How lack of sleep affects vision
If you’ve ever had a bad night’s sleep (and who hasn’t?), you’re probably no stranger to the occasional puffy eyes or dark circles. But can a regular lack of sleep also affect your vision? We’ve already discussed how stress and screen time can affect our vision, so let’s take a look at the importance of sleep for our eyes.
Eye fatigue symptoms
Our eyes need at least five hours of sleep every night to rest, repair and be able to function properly the next day. For example, sleep helps us relax the muscles that control our eye movements; it also helps us lubricate our eyes by having the lids closed for an extended period of time. Without adequate rest, you may experience symptoms such as:
- Difficulty focusing
- Double-vision: tired eye muscles can cause misalignment
- Dry eyes
- Light sensitivity caused by dry eyes
- Eyelid twitching, called myokymia
- Red eyes: popped blood vessels caused by eye strain
The effects of sleep apnea on vision
Sleep apnea is a condition that causes breathing to intermittently stop and start during a night of sleep; it affects almost one billion people worldwide between the ages of 30-69. People with sleep disorders such as sleep apnea are at a higher risk of developing ischemic optic neuropathy (ION) - when blood does not flow properly to the optic nerve, which causes permanent vision loss.
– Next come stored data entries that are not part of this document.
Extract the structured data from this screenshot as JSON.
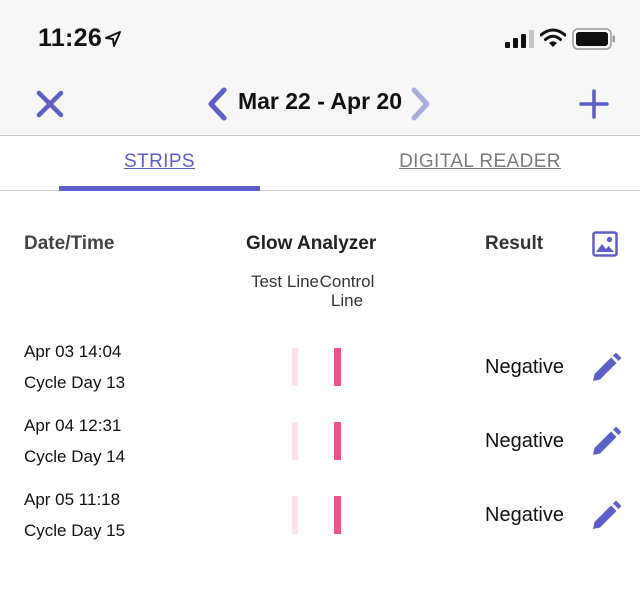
{
  "status_bar": {
    "time": "11:26",
    "icons": [
      "location-arrow-icon",
      "signal-bars-icon",
      "wifi-icon",
      "battery-icon"
    ]
  },
  "nav": {
    "date_range": "Mar 22 - Apr 20",
    "icons": [
      "close-icon",
      "chevron-left-icon",
      "chevron-right-icon",
      "plus-icon"
    ]
  },
  "tabs": [
    {
      "label": "STRIPS",
      "active": true
    },
    {
      "label": "DIGITAL READER",
      "active": false
    }
  ],
  "table": {
    "col_datetime": "Date/Time",
    "col_analyzer": "Glow Analyzer",
    "col_result": "Result",
    "sub_test": "Test Line",
    "sub_control": "Control Line",
    "rows": [
      {
        "date": "Apr 03 14:04",
        "cycle": "Cycle Day 13",
        "result": "Negative"
      },
      {
        "date": "Apr 04 12:31",
        "cycle": "Cycle Day 14",
        "result": "Negative"
      },
      {
        "date": "Apr 05 11:18",
        "cycle": "Cycle Day 15",
        "result": "Negative"
      }
    ]
  },
  "colors": {
    "accent": "#5b5fc7",
    "control_line": "#ec5489",
    "test_line": "#fbe3ea"
  }
}
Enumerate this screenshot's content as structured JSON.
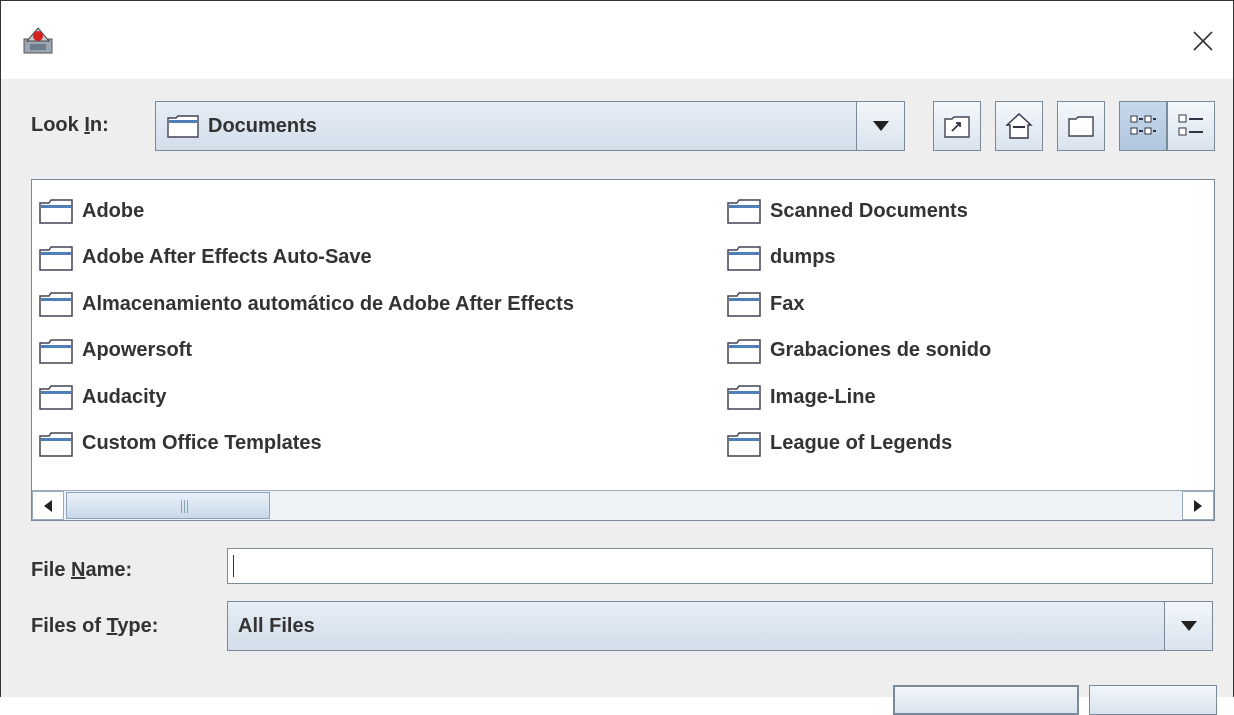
{
  "dialog": {
    "close_glyph": "✕"
  },
  "toolbar": {
    "look_in_label_pre": "Look ",
    "look_in_label_u": "I",
    "look_in_label_post": "n:",
    "look_in_value": "Documents",
    "buttons": [
      "up-one-level",
      "home",
      "create-new-folder",
      "list-view",
      "details-view"
    ]
  },
  "files": {
    "left": [
      "Adobe",
      "Adobe After Effects Auto-Save",
      "Almacenamiento automático de Adobe After Effects",
      "Apowersoft",
      "Audacity",
      "Custom Office Templates"
    ],
    "right": [
      "Scanned Documents",
      "dumps",
      "Fax",
      "Grabaciones de sonido",
      "Image-Line",
      "League of Legends"
    ]
  },
  "file_name": {
    "label_pre": "File ",
    "label_u": "N",
    "label_post": "ame:",
    "value": ""
  },
  "file_type": {
    "label_pre": "Files of ",
    "label_u": "T",
    "label_post": "ype:",
    "value": "All Files"
  },
  "colors": {
    "border": "#7a8a99",
    "button_gradient_top": "#f2f6fa",
    "button_gradient_bottom": "#d9e3ee",
    "background": "#eeeeee"
  }
}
Sleep apnea is also a risk factor for glaucoma, another vision-threatening condition.
Ophthalmologists are sometimes able to discover and diagnose sleep apnea in a patient, if they see the beginnings of glaucoma or ION and inquire about their sleep health. Properly managed sleep apnea can help prevent serious effects to the eyes.
Tips for better sleep
Getting a good night’s rest is important for our physical and mental health, and is part of a solid self-care routine. Here are some of the basics to get you started, but you may find that other techniques work well for you too:
- Put the screens away before bedtime
- Avoid caffeine or alcohol at night
- Don’t eat too close to bedtime
- Keep your room dark and quiet
- Have a sleep routine; a relaxing bath or meditation can work for some
- Go to bed at the same time every night
- Keep your room on the cooler side
Once you’ve settled into a deep sleep, you may also notice that you remember your dreams more frequently, where our visual cortex plays an active role in helping us “see” different objects, scenes, and people. Hopefully by putting these tips into practice, you will ensure a restful night’s sleep for both you and your eyes.